Patrick ríe con complicidad y menea la cabeza, luego se termina su porción, se sacude las migas del tapado y señala el hueco que queda libre a mi lado.

—¿Puedo?

—Claro. —Le hago sitio arrimándome un poco más a la ventanilla y él se acomoda cuán largo es—. ¿Cuánto mides?

—Un metro noventa.

—Joder...

—¿Sorprendida?

—Podrías ser jugador de baloncesto.

—Me lo han dicho muchas veces, de hecho, mi padre lo intentó desde que era pequeño, pero no hubo forma. Los deportes no son mi fuerte.

—¿Y cuál es tu especialidad, Patrick Harvey?

—Digamos que reparo corazones heridos.

—Buen intento, grandullón —respondo cruzándome de brazos y apoyando mi frente sobre el frío cristal.

—No es una metáfora, realmente me dedico a recomponer el órgano que protagoniza las más variadas historias de amor. ¿No me crees?

Su afirmación llama por completo mi atención. Me enderezo mientras saca una tarjeta de visita de su cartera.

—¿Trabajas en el Northwestern Memorial Hospital?

—En Cirugía Cardiovascular, para ser exactos.

—Vaya... ¿Y qué hace un prestigioso médico como tú girando solo en la noria de Navy Pier?

—También vengo aquí cuando necesito pensar.

—¿Un mal día?

—Ha sido demasiado duro.

Su semblante se ensombrece y sus ojos claros se vuelven más oscuros.

—Lo siento mucho.

—Es la vida, Taissa. Hacemos lo que podemos, y como profesionales de la salud intentamos salvar la vida de las personas, pero no siempre lo logramos. No somos dioses, ¿sabes? Y eso jode, mucho. Crees que tienes el poder en tus manos; todo parece ir bien y, de pronto, algo se tuerce y nada sale como esperabas.

—¿Qué ocurrió?

—Un hombre que llegó a Urgencias tras sufrir un infarto de miocardio. La única solución era colocar un by-pass, pero no superó la intervención.

—Jamás podría ejercer la medicina, siempre he dicho que me costaría una barbaridad sobreponerme a la pérdida de un paciente. No sirvo para eso.

—Hay que tener una templanza fuera de serie. Las horas en el quirófano son extensas y estresantes, se trata de una labor minuciosa y que requiere muchísima concentración.

—Sin embargo, hablas de tu profesión con una pasión envidiable.

—Amo mi trabajo, porque, aunque hay días malos como el de hoy, también los hay muy buenos. —Patrick vuelve a sonreír y las comisuras de mis labios se elevan en proporción a las suyas—. ¿Y ahora me vas a contar la verdad de por qué necesitabas venir a tu rincón especial de Chicago?

—Intento olvidar.

—¿Un gran amor?

—El gran amor de mi vida.

Un silencio inunda la cabina y él pierde su mirada clara en la inmensidad de la ciudad. El brazo de Patrick pasa por delante de mis ojos, señalando una de las construcciones más altas.

—¿Ves aquel edificio?

—¿La Sears Tower?

—Sí, esa misma. Ha soportado vientos y tempestades, y allí está... De pie a pesar de todo y brillando con luz propia. —Me giro para conectar con él y sus iris azules impactan en los míos que se llenan de lágrimas—. Ánimo, Taissa. La vida es demasiado valiosa como para no disfrutar de cada momento.
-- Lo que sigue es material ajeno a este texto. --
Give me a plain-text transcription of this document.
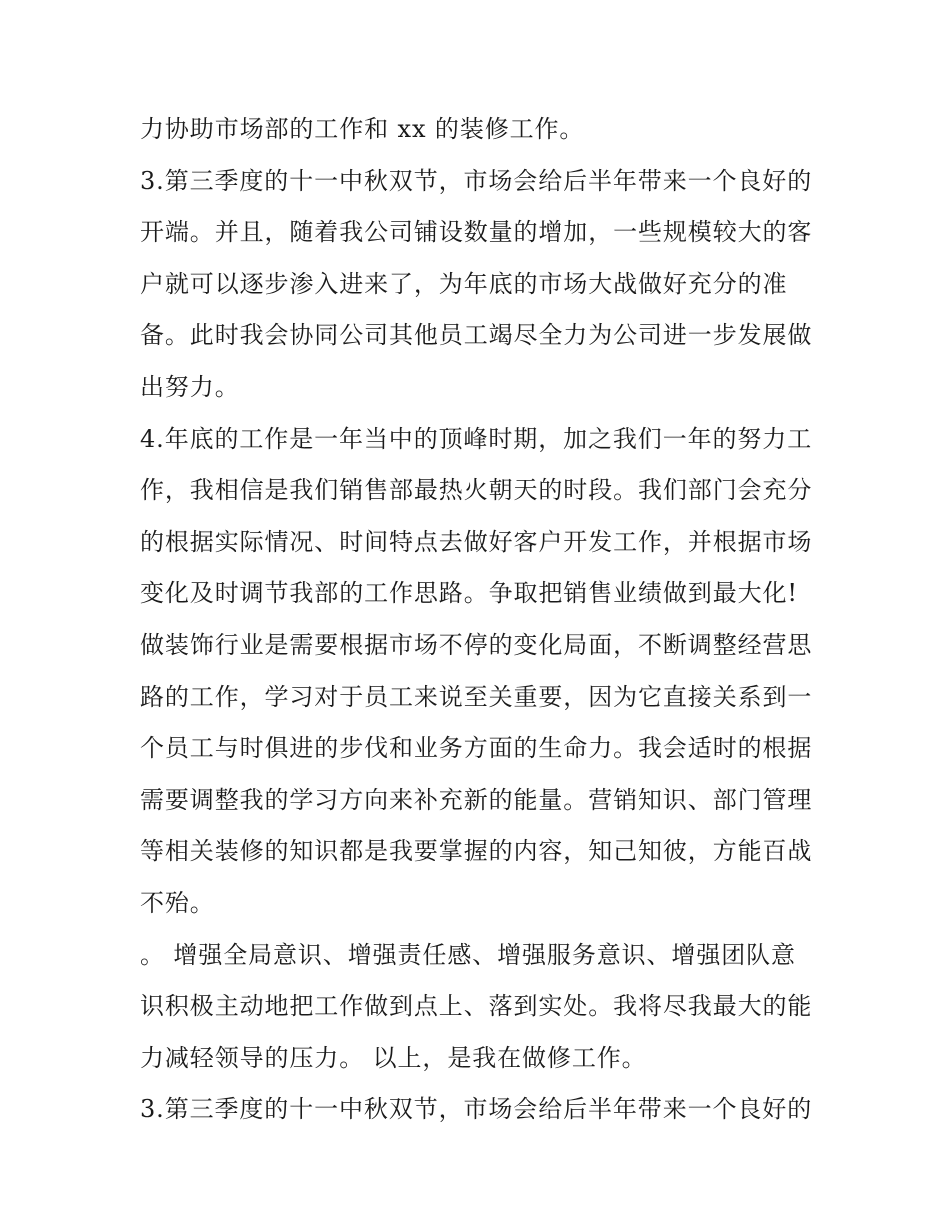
力协助市场部的工作和 xx 的装修工作。
3.第三季度的十一中秋双节，市场会给后半年带来一个良好的
开端。并且，随着我公司铺设数量的增加，一些规模较大的客
户就可以逐步渗入进来了，为年底的市场大战做好充分的准
备。此时我会协同公司其他员工竭尽全力为公司进一步发展做
出努力。
4.年底的工作是一年当中的顶峰时期，加之我们一年的努力工
作，我相信是我们销售部最热火朝天的时段。我们部门会充分
的根据实际情况、时间特点去做好客户开发工作，并根据市场
变化及时调节我部的工作思路。争取把销售业绩做到最大化!
做装饰行业是需要根据市场不停的变化局面，不断调整经营思
路的工作，学习对于员工来说至关重要，因为它直接关系到一
个员工与时俱进的步伐和业务方面的生命力。我会适时的根据
需要调整我的学习方向来补充新的能量。营销知识、部门管理
等相关装修的知识都是我要掌握的内容，知己知彼，方能百战
不殆。
。 增强全局意识、增强责任感、增强服务意识、增强团队意
识积极主动地把工作做到点上、落到实处。我将尽我最大的能
力减轻领导的压力。 以上，是我在做修工作。
3.第三季度的十一中秋双节，市场会给后半年带来一个良好的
Te lo dice alguien que la sostiene en sus manos a diario y que lucha por retenerla cuando se le escurre entre los dedos.

Sus palabras llegan como un rayo directo al centro de mi pecho. Patrick sonríe de nuevo y con las yemas de sus dedos seca las lágrimas traicioneras que escapan de mis ojos.
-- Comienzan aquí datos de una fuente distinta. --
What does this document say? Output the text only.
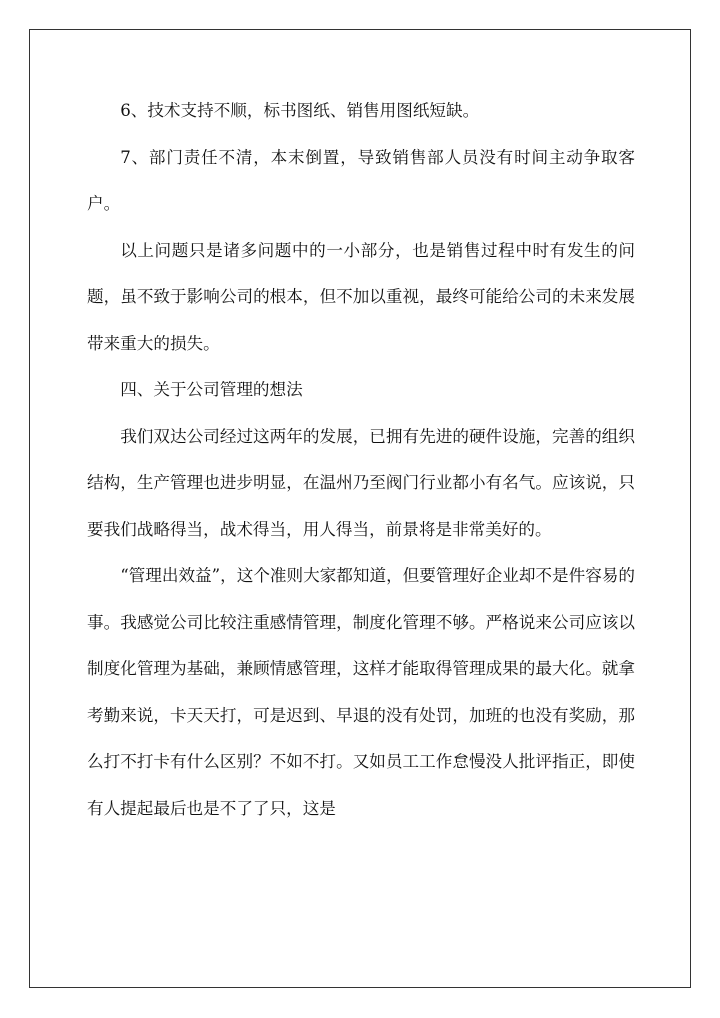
6、技术支持不顺，标书图纸、销售用图纸短缺。

7、部门责任不清，本末倒置，导致销售部人员没有时间主动争取客户。

以上问题只是诸多问题中的一小部分，也是销售过程中时有发生的问题，虽不致于影响公司的根本，但不加以重视，最终可能给公司的未来发展带来重大的损失。

四、关于公司管理的想法

我们双达公司经过这两年的发展，已拥有先进的硬件设施，完善的组织结构，生产管理也进步明显，在温州乃至阀门行业都小有名气。应该说，只要我们战略得当，战术得当，用人得当，前景将是非常美好的。

“管理出效益”，这个准则大家都知道，但要管理好企业却不是件容易的事。我感觉公司比较注重感情管理，制度化管理不够。严格说来公司应该以制度化管理为基础，兼顾情感管理，这样才能取得管理成果的最大化。就拿考勤来说，卡天天打，可是迟到、早退的没有处罚，加班的也没有奖励，那么打不打卡有什么区别？不如不打。又如员工工作怠慢没人批评指正，即使有人提起最后也是不了了只，这是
—Gracias, Doctor Corazón. —Él ríe a carcajadas y se pasa la mano por el pelo, mientras que yo me pienso muy bien lo que estoy por proponerle—: ¿Tienes algo que hacer en Nochebuena?

—Nada especial, cenar solo en casa, si es que mi busca no suena en mitad de la velada.

—Pues ya tienes un plan, Doc.

Su expresión de sorpresa es reemplazada por una de enorme satisfacción. Unos minutos más tarde, la noria se detiene, la puerta se abre y Patrick sale de la cabina con una gigantesca sonrisa impostada en la cara y mi número de teléfono apuntado en su móvil.